Paula Deen's romanticizing of the Civil War, what I call the "Scarlett O'Hara" syndrome, is particularly interesting to me. Deen seems to dream of the era of beautiful white women prancing around in lace and ignorance, elegant Rhett Butlers at their feet. Ms. Prissy, clad in shift dress and head rag, is constantly at their beck and call, ready to serve their every need. That's Deen's world. In one video Ms. Deen bemoans one of her relatives who killed himself after the Civil War because he lost his son and his "workers," and couldn't go on. Workers being the euphemism for slave. Ms. Dean nostalgically remembers his plight with almost tears in her eyes. (You remember, the plantation burning while Scarlett escapes). Deen makes no mention of the lives of the so called "workers," and what they'd lost. No mention of the fact that her relative had likely split the "workers'" families apart when he purchased members for unpaid forced labor. For people like Ms. Deen, her family's part in this era is a matter of romance and the Civil War was that nasty ol' northern aggression, (can't you hear Scarlett saying it)?

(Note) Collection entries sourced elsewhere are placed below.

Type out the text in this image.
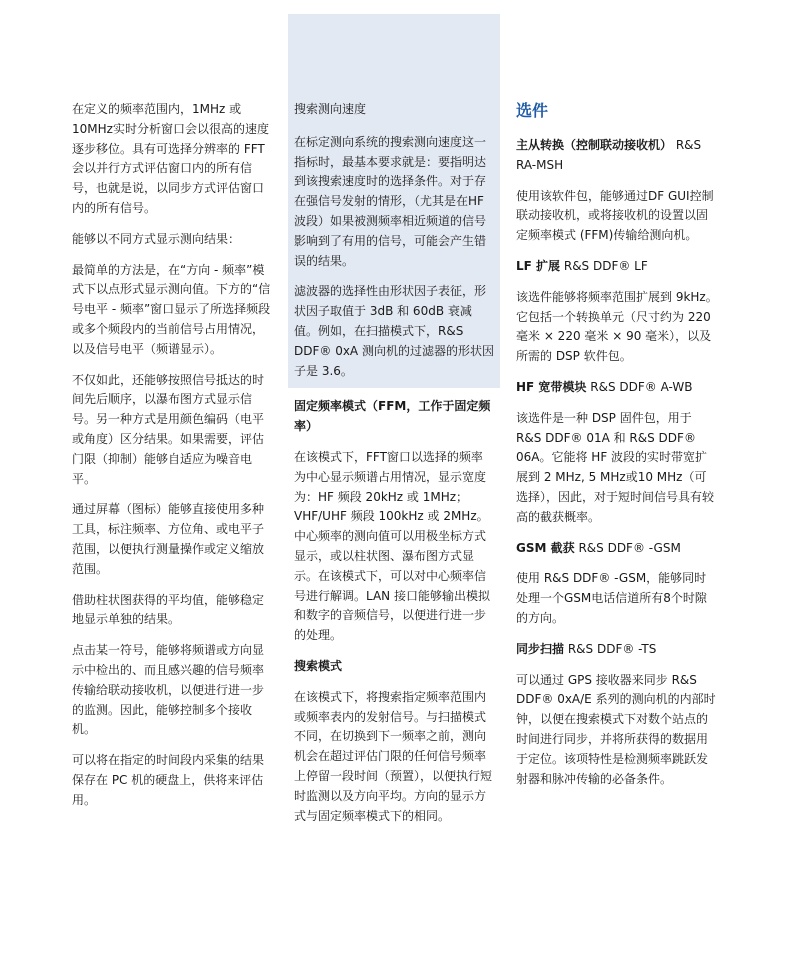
在定义的频率范围内，1MHz 或 10MHz实时分析窗口会以很高的速度逐步移位。具有可选择分辨率的 FFT 会以并行方式评估窗口内的所有信号，也就是说，以同步方式评估窗口内的所有信号。

能够以不同方式显示测向结果：

最简单的方法是，在“方向 - 频率”模式下以点形式显示测向值。下方的“信号电平 - 频率”窗口显示了所选择频段或多个频段内的当前信号占用情况，以及信号电平（频谱显示）。

不仅如此，还能够按照信号抵达的时间先后顺序，以瀑布图方式显示信号。另一种方式是用颜色编码（电平或角度）区分结果。如果需要，评估门限（抑制）能够自适应为噪音电平。

通过屏幕（图标）能够直接使用多种工具，标注频率、方位角、或电平子范围，以便执行测量操作或定义缩放范围。

借助柱状图获得的平均值，能够稳定地显示单独的结果。

点击某一符号，能够将频谱或方向显示中检出的、而且感兴趣的信号频率传输给联动接收机，以便进行进一步的监测。因此，能够控制多个接收机。

可以将在指定的时间段内采集的结果保存在 PC 机的硬盘上，供将来评估用。

搜索测向速度

在标定测向系统的搜索测向速度这一指标时，最基本要求就是：要指明达到该搜索速度时的选择条件。对于存在强信号发射的情形，（尤其是在HF波段）如果被测频率相近频道的信号影响到了有用的信号，可能会产生错误的结果。

滤波器的选择性由形状因子表征，形状因子取值于 3dB 和 60dB 衰减值。例如，在扫描模式下，R&S DDF® 0xA 测向机的过滤器的形状因子是 3.6。

固定频率模式（FFM，工作于固定频率）

在该模式下，FFT窗口以选择的频率为中心显示频谱占用情况，显示宽度为：HF 频段 20kHz 或 1MHz；VHF/UHF 频段 100kHz 或 2MHz。中心频率的测向值可以用极坐标方式显示，或以柱状图、瀑布图方式显示。在该模式下，可以对中心频率信号进行解调。LAN 接口能够输出模拟和数字的音频信号，以便进行进一步的处理。

搜索模式

在该模式下，将搜索指定频率范围内或频率表内的发射信号。与扫描模式不同，在切换到下一频率之前，测向机会在超过评估门限的任何信号频率上停留一段时间（预置），以便执行短时监测以及方向平均。方向的显示方式与固定频率模式下的相同。

选件

主从转换（控制联动接收机） R&S RA-MSH

使用该软件包，能够通过DF GUI控制联动接收机，或将接收机的设置以固定频率模式 (FFM)传输给测向机。

LF 扩展 R&S DDF® LF

该选件能够将频率范围扩展到 9kHz。它包括一个转换单元（尺寸约为 220 毫米 × 220 毫米 × 90 毫米），以及所需的 DSP 软件包。

HF 宽带模块 R&S DDF® A-WB

该选件是一种 DSP 固件包，用于 R&S DDF® 01A 和 R&S DDF® 06A。它能将 HF 波段的实时带宽扩展到 2 MHz, 5 MHz或10 MHz（可选择），因此，对于短时间信号具有较高的截获概率。

GSM 截获 R&S DDF® -GSM

使用 R&S DDF® -GSM，能够同时处理一个GSM电话信道所有8个时隙的方向。

同步扫描 R&S DDF® -TS

可以通过 GPS 接收器来同步 R&S DDF® 0xA/E 系列的测向机的内部时钟，以便在搜索模式下对数个站点的时间进行同步，并将所获得的数据用于定位。该项特性是检测频率跳跃发射器和脉冲传输的必备条件。
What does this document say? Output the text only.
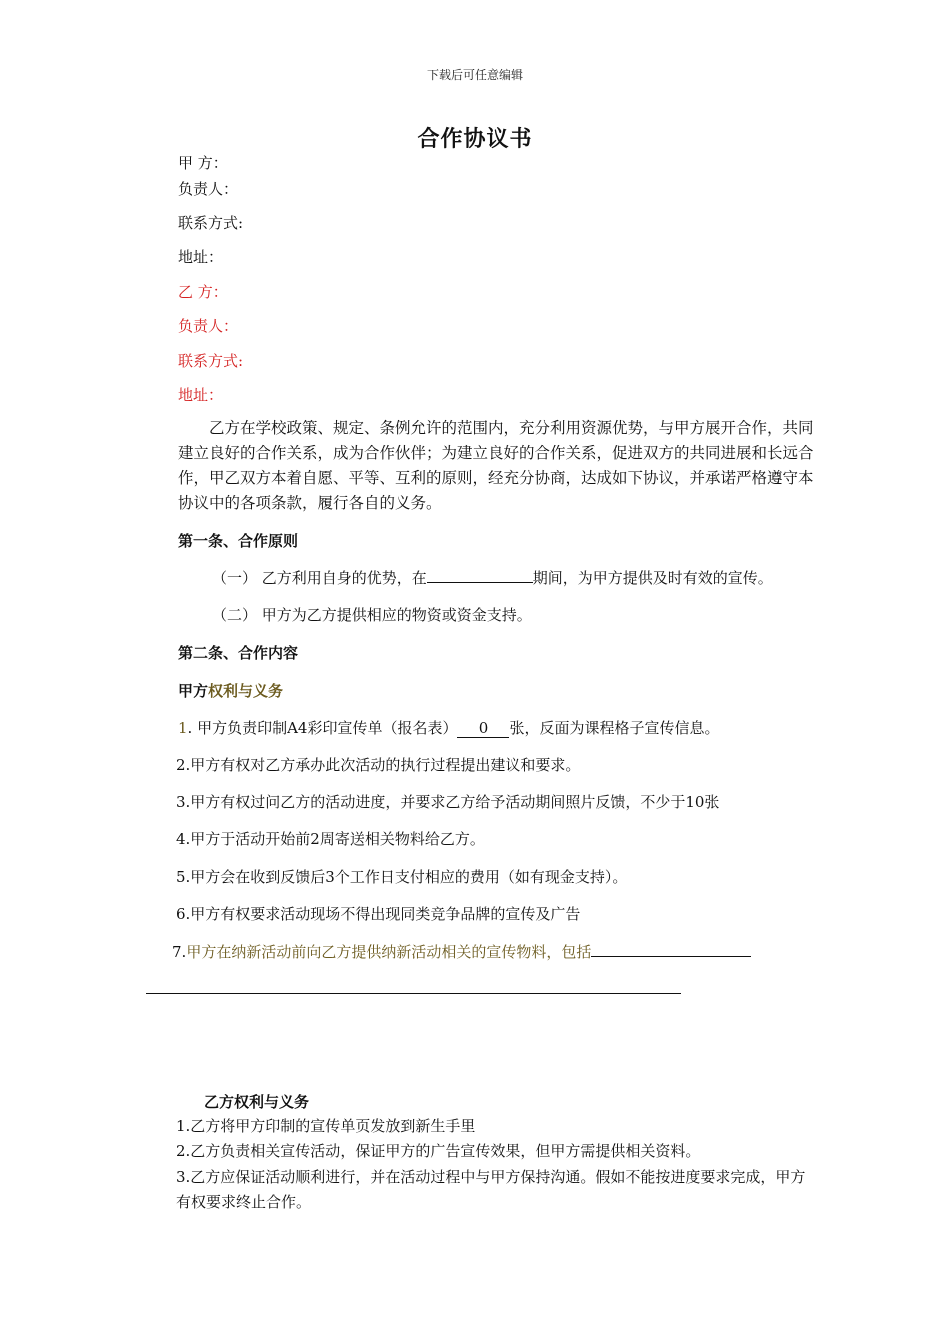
下载后可任意编辑
合作协议书
甲 方：
负责人：
联系方式:
地址：
乙 方：
负责人：
联系方式:
地址：
乙方在学校政策、规定、条例允许的范围内，充分利用资源优势，与甲方展开合作，共同建立良好的合作关系，成为合作伙伴；为建立良好的合作关系，促进双方的共同进展和长远合作，甲乙双方本着自愿、平等、互利的原则，经充分协商，达成如下协议，并承诺严格遵守本协议中的各项条款，履行各自的义务。
第一条、合作原则
（一） 乙方利用自身的优势，在	期间，为甲方提供及时有效的宣传。
（二） 甲方为乙方提供相应的物资或资金支持。
第二条、合作内容
甲方权利与义务
1. 甲方负责印制A4彩印宣传单（报名表） 0 张，反面为课程格子宣传信息。
2.甲方有权对乙方承办此次活动的执行过程提出建议和要求。
3.甲方有权过问乙方的活动进度，并要求乙方给予活动期间照片反馈，不少于10张
4.甲方于活动开始前2周寄送相关物料给乙方。
5.甲方会在收到反馈后3个工作日支付相应的费用（如有现金支持）。
6.甲方有权要求活动现场不得出现同类竞争品牌的宣传及广告
7.甲方在纳新活动前向乙方提供纳新活动相关的宣传物料，包括
乙方权利与义务
1.乙方将甲方印制的宣传单页发放到新生手里
2.乙方负责相关宣传活动，保证甲方的广告宣传效果，但甲方需提供相关资料。
3.乙方应保证活动顺利进行，并在活动过程中与甲方保持沟通。假如不能按进度要求完成，甲方有权要求终止合作。
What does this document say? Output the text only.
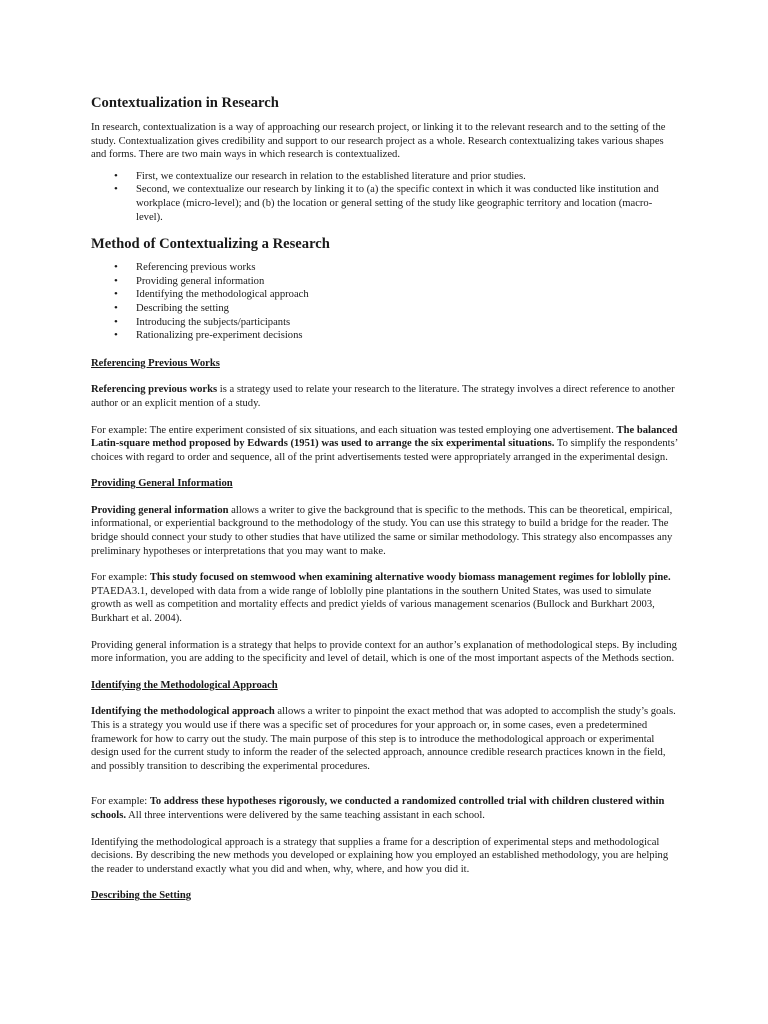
Contextualization in Research

In research, contextualization is a way of approaching our research project, or linking it to the relevant research and to the setting of the study. Contextualization gives credibility and support to our research project as a whole. Research contextualizing takes various shapes and forms. There are two main ways in which research is contextualized.

• First, we contextualize our research in relation to the established literature and prior studies.
• Second, we contextualize our research by linking it to (a) the specific context in which it was conducted like institution and workplace (micro-level); and (b) the location or general setting of the study like geographic territory and location (macro-level).
Method of Contextualizing a Research
• Referencing previous works
• Providing general information
• Identifying the methodological approach
• Describing the setting
• Introducing the subjects/participants
• Rationalizing pre-experiment decisions

Referencing Previous Works

Referencing previous works is a strategy used to relate your research to the literature. The strategy involves a direct reference to another author or an explicit mention of a study.

For example: The entire experiment consisted of six situations, and each situation was tested employing one advertisement. The balanced Latin-square method proposed by Edwards (1951) was used to arrange the six experimental situations. To simplify the respondents’ choices with regard to order and sequence, all of the print advertisements tested were appropriately arranged in the experimental design.

Providing General Information

Providing general information allows a writer to give the background that is specific to the methods. This can be theoretical, empirical, informational, or experiential background to the methodology of the study. You can use this strategy to build a bridge for the reader. The bridge should connect your study to other studies that have utilized the same or similar methodology. This strategy also encompasses any preliminary hypotheses or interpretations that you may want to make.

For example: This study focused on stemwood when examining alternative woody biomass management regimes for loblolly pine. PTAEDA3.1, developed with data from a wide range of loblolly pine plantations in the southern United States, was used to simulate growth as well as competition and mortality effects and predict yields of various management scenarios (Bullock and Burkhart 2003, Burkhart et al. 2004).

Providing general information is a strategy that helps to provide context for an author’s explanation of methodological steps. By including more information, you are adding to the specificity and level of detail, which is one of the most important aspects of the Methods section.

Identifying the Methodological Approach

Identifying the methodological approach allows a writer to pinpoint the exact method that was adopted to accomplish the study’s goals. This is a strategy you would use if there was a specific set of procedures for your approach or, in some cases, even a predetermined framework for how to carry out the study. The main purpose of this step is to introduce the methodological approach or experimental design used for the current study to inform the reader of the selected approach, announce credible research practices known in the field, and possibly transition to describing the experimental procedures.

For example: To address these hypotheses rigorously, we conducted a randomized controlled trial with children clustered within schools. All three interventions were delivered by the same teaching assistant in each school.

Identifying the methodological approach is a strategy that supplies a frame for a description of experimental steps and methodological decisions. By describing the new methods you developed or explaining how you employed an established methodology, you are helping the reader to understand exactly what you did and when, why, where, and how you did it.

Describing the Setting
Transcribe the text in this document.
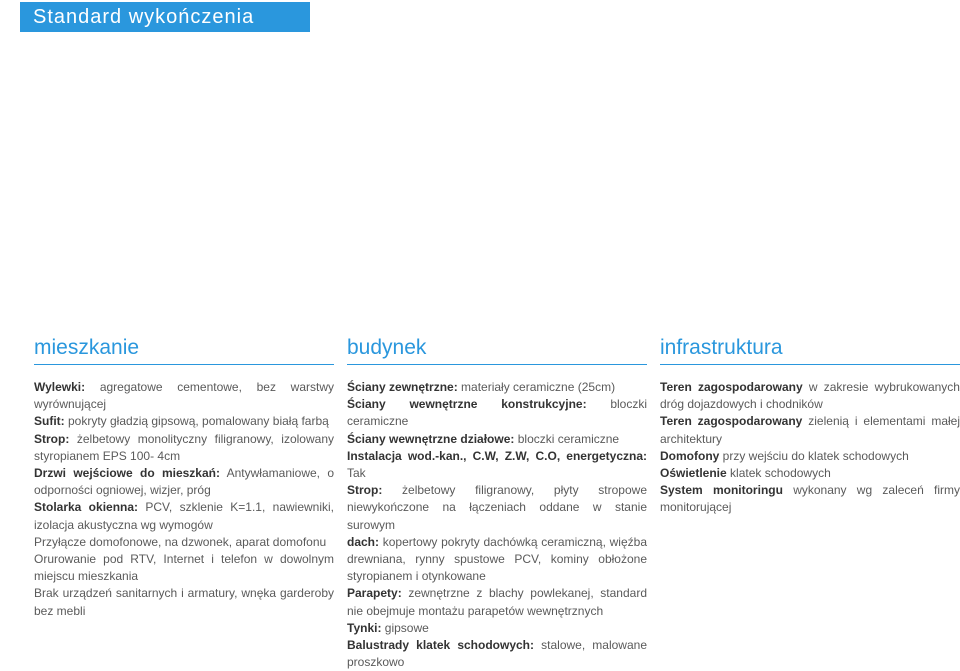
Standard wykończenia
mieszkanie

Wylewki: agregatowe cementowe, bez warstwy wyrównującej

Sufit: pokryty gładzią gipsową, pomalowany białą farbą

Strop: żelbetowy monolityczny filigranowy, izolowany styropianem EPS 100- 4cm

Drzwi wejściowe do mieszkań: Antywłamaniowe, o odporności ogniowej, wizjer, próg

Stolarka okienna: PCV, szklenie K=1.1, nawiewniki, izolacja akustyczna wg wymogów

Przyłącze domofonowe, na dzwonek, aparat domofonu

Orurowanie pod RTV, Internet i telefon w dowolnym miejscu mieszkania

Brak urządzeń sanitarnych i armatury, wnęka garderoby bez mebli

budynek

Ściany zewnętrzne: materiały ceramiczne (25cm)

Ściany wewnętrzne konstrukcyjne: bloczki ceramiczne

Ściany wewnętrzne działowe: bloczki ceramiczne

Instalacja wod.-kan., C.W, Z.W, C.O, energetyczna: Tak

Strop: żelbetowy filigranowy, płyty stropowe niewykończone na łączeniach oddane w stanie surowym

dach: kopertowy pokryty dachówką ceramiczną, więźba drewniana, rynny spustowe PCV, kominy obłożone styropianem i otynkowane

Parapety: zewnętrzne z blachy powlekanej, standard nie obejmuje montażu parapetów wewnętrznych

Tynki: gipsowe

Balustrady klatek schodowych: stalowe, malowane proszkowo

infrastruktura

Teren zagospodarowany w zakresie wybrukowanych dróg dojazdowych i chodników

Teren zagospodarowany zielenią i elementami małej architektury

Domofony przy wejściu do klatek schodowych

Oświetlenie klatek schodowych

System monitoringu wykonany wg zaleceń firmy monitorującej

Ms. Deen goes on in the same video at some kind of talk in New York, to pull out her "black friend," ace in the hole card, yet she can't even be respectful in this effort. She describes her "friend" as "black as the board," and instructs him to come from behind the board so people could see him. Sounds just like something Scarlett O'Hara would say if Scarlett had a black friend.

Then there's the wedding. The romantic wedding with the black servants dressed like slaves. Deen's fantasy beautiful wedding. Definitely a wedding Scarlett would have.

Women don't fare much better in Deen's antebellum world. Her work place is alleged to have been a bastion of hostility for women in which pornography was passed around at meetings. Scarlett smacked by Rhett, more of the romance Deen seems to relish.

The sad thing is Paula Deen does not seem to understand the problem. For her, this romantic world of white superiority, lots of butter, and black people and women workers knowing their place, is the way it's supposed to be. We know all of the people in the south aren't like Ms. Deen, but too many are. For them the Civil War and the world of Scarlett O'Hara rages onward.